What I observe is that in a society based on profit, 'talent' is likely to go after the profit. I also observe that what little attraction there was for talent in the teaching profession in terms of financial security and respect is eroded, if not gone. So I speculate that this social structure will create the conditions where the next generation of would be teachers will to go into other more profitable lines of endeavor and leave teaching far behind. From the point of view of agency that's all fine, let them and the markets make the choice.
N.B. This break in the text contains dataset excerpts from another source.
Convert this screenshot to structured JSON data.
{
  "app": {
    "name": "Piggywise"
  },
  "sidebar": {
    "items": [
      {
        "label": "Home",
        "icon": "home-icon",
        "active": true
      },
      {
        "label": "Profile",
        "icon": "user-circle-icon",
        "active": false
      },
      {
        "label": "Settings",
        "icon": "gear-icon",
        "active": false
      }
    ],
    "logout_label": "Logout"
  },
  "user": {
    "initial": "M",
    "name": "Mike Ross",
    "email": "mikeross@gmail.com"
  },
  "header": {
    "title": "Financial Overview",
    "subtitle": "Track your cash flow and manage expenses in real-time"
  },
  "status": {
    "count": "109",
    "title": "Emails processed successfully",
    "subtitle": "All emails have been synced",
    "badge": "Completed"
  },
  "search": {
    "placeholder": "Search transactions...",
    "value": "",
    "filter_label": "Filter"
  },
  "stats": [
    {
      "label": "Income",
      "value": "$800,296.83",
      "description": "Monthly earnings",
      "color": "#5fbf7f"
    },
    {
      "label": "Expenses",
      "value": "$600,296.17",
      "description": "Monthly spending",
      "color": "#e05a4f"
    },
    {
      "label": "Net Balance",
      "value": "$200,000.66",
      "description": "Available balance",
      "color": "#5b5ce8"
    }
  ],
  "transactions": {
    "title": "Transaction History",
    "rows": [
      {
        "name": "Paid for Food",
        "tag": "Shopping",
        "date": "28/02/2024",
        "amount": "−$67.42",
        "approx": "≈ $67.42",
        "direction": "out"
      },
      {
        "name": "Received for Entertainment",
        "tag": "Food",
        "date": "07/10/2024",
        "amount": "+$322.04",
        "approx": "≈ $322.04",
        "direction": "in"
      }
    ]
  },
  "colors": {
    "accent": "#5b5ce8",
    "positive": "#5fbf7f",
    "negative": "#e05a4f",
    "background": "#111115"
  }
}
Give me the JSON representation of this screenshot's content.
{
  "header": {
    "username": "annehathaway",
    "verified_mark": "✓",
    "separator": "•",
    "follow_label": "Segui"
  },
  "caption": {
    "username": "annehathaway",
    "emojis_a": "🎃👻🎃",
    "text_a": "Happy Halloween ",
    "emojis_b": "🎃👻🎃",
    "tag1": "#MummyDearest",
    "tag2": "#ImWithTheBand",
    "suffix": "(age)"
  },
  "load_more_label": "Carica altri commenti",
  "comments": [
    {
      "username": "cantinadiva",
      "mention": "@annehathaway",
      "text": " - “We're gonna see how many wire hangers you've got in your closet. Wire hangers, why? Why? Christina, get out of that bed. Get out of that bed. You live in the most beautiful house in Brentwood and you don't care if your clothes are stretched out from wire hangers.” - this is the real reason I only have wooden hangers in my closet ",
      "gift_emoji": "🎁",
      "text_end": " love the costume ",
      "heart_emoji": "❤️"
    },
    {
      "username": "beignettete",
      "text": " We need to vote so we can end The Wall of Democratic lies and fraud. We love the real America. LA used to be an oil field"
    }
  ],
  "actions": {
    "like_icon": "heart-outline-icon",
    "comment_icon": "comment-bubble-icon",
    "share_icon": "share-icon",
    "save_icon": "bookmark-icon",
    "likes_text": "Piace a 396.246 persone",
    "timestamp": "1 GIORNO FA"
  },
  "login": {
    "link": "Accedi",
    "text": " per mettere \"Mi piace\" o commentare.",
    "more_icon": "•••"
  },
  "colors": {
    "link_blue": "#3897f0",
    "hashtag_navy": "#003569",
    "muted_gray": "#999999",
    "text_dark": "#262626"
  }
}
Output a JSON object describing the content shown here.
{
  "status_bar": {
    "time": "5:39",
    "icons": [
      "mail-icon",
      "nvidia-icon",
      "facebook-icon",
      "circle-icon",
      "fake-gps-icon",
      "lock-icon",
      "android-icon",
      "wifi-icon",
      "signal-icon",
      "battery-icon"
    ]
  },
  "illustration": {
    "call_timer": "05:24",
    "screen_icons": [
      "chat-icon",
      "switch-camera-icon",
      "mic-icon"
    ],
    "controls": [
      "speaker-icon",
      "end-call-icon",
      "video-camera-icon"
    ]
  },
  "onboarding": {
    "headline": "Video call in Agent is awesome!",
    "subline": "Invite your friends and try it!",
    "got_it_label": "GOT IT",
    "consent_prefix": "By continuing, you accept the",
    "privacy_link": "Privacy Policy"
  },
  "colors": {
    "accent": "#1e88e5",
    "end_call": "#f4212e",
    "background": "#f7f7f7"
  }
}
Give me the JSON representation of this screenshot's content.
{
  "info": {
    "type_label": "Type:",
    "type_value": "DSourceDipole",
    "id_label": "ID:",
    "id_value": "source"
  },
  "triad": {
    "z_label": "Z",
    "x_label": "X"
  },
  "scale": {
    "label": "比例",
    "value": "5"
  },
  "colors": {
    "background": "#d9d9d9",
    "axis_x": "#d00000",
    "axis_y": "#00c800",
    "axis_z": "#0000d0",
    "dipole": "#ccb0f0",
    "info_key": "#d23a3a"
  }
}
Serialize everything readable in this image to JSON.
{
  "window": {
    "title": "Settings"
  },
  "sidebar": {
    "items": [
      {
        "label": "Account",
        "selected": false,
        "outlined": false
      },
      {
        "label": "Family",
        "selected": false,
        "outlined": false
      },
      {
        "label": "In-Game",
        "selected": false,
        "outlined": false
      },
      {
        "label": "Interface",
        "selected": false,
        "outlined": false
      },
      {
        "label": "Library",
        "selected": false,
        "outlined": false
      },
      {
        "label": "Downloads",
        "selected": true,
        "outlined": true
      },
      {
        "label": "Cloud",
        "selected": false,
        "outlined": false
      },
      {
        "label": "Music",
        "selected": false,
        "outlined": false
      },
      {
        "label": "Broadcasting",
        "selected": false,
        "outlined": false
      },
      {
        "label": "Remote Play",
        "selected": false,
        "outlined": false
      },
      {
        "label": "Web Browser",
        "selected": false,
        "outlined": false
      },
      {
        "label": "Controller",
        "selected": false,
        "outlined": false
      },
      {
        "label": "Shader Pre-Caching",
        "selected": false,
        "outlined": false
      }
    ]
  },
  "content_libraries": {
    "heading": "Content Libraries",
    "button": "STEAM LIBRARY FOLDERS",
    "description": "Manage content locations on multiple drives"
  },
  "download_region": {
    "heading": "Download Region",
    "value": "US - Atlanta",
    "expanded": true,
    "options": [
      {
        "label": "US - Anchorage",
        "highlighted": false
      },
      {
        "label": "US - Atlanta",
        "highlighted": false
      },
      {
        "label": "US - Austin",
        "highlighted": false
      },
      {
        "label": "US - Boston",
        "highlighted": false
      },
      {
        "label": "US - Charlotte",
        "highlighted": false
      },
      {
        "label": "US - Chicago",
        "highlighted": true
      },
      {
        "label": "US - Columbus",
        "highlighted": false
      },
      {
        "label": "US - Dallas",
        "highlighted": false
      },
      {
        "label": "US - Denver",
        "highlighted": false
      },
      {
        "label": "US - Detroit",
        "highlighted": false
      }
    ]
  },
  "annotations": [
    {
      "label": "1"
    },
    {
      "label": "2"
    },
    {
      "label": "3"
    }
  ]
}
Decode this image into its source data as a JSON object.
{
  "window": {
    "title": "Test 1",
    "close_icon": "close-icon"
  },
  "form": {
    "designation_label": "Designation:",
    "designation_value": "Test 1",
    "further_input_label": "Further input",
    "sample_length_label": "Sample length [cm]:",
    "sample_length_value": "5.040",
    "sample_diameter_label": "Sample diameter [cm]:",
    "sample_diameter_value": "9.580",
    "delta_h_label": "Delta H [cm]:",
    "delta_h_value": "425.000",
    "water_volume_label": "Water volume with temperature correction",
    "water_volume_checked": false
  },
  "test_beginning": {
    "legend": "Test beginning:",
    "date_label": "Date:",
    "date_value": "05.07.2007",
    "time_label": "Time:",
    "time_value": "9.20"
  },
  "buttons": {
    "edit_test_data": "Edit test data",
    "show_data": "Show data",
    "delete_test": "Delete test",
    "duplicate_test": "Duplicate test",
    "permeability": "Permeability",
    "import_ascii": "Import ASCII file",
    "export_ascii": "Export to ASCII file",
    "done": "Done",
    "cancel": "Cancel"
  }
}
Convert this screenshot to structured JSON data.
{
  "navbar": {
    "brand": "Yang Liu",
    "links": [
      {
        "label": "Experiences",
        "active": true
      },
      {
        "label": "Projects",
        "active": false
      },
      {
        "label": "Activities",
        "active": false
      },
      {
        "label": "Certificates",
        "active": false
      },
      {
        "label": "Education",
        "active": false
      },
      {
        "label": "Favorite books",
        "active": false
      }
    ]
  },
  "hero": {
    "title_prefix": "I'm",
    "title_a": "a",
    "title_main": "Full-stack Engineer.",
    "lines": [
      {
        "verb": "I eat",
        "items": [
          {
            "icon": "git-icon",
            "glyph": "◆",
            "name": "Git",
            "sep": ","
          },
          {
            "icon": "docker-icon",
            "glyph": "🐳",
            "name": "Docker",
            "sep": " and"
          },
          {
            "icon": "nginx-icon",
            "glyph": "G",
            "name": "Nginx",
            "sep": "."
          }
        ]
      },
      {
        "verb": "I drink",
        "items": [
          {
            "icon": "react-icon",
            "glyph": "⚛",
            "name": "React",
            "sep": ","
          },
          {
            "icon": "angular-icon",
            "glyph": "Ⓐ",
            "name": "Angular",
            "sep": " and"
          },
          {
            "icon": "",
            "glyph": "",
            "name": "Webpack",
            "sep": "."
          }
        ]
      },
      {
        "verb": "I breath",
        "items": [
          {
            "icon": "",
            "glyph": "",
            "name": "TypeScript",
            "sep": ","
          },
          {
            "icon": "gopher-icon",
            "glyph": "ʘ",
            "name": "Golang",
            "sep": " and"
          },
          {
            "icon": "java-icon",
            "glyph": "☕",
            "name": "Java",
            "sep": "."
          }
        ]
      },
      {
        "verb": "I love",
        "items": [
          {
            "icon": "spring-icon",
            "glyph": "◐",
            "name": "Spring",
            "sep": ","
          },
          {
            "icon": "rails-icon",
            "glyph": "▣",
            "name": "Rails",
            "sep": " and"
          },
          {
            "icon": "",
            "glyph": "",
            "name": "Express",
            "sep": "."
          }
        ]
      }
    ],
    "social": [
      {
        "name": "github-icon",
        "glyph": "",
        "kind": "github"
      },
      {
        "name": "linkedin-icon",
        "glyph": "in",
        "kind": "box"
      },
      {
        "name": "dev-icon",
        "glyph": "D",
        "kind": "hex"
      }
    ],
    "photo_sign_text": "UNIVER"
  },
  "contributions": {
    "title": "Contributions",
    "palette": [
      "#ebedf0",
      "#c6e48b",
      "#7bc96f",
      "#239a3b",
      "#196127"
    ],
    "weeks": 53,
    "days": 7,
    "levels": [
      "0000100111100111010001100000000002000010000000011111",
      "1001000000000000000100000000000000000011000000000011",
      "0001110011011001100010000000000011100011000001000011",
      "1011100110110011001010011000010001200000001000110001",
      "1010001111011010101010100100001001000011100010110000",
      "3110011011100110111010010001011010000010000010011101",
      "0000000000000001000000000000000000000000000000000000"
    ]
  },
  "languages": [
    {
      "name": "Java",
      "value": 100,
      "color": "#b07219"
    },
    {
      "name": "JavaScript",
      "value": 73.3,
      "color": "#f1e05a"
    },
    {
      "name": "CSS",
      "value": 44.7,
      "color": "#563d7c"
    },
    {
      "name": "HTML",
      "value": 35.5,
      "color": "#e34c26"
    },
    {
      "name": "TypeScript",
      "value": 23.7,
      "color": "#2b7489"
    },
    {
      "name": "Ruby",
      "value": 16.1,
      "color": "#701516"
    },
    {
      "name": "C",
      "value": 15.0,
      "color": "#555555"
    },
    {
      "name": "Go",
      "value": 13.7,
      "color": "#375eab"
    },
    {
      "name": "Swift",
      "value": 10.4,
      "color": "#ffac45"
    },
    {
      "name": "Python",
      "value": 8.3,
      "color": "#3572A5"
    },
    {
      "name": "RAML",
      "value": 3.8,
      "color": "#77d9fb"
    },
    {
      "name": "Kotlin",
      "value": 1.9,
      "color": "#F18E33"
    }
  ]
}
But from the point of view of communion, we are, I would say, making a huge mistake with this social/structural choice.

The societal result, it seems to me, will be that the quality of teachers and therefore the teaching is likely to fall radically, and the education gap will grow just as radically. The problem with that as I see it is that for Democracy to flourish and evolve in a healthful rather than pathological way it requires an educated electorate. This really matters allot, as there is the bit about societies destabilizing as they become over-stratified.

Time after time we see this in history: Rome, Nazi Germany, the American Revolution, the Marxist revolution, and the Mideast today. This stratification is usually about wealth, and wealth is tied to education. So if the wealthy are increasingly able to educate their kids well and the poor are not, the gap will grow accordingly. I observe that this is not healthy for the society, which is the field within which the individual’s choices are made. It could even be fatal for the society, and it wouldn't be the first time.

On the other hand, it is true that some people absolutize the communion piece, and expect social structures to do all the lifting. This clearly doesn't work either. Then we see things like generations of chronic welfare families, the decay of the communist experiment, etc. In fact, it could even be fatal for the society, and it wouldn't be the first time.

So that is where, for me, your comments about choice are so important. Agency matters, for sure. But so does communion. So it seems to me that the healthy answer must integrate both perspectives and not absolutize either one. That is where, for me, the attitude you expressed of 'let them just make another choice' while true and important, is also reductionistic and short sited.





So for me as a Zen Priest, I feel it is important that I hold myself to account as much as possible that I do not take a partial view as whole, that I don't miss the important truth of partial views, and that I don't attach to any view at all.  To be sure, this is much more involved that living in a black and white world, but what fun would a world with out different kinds of blue be anyhow?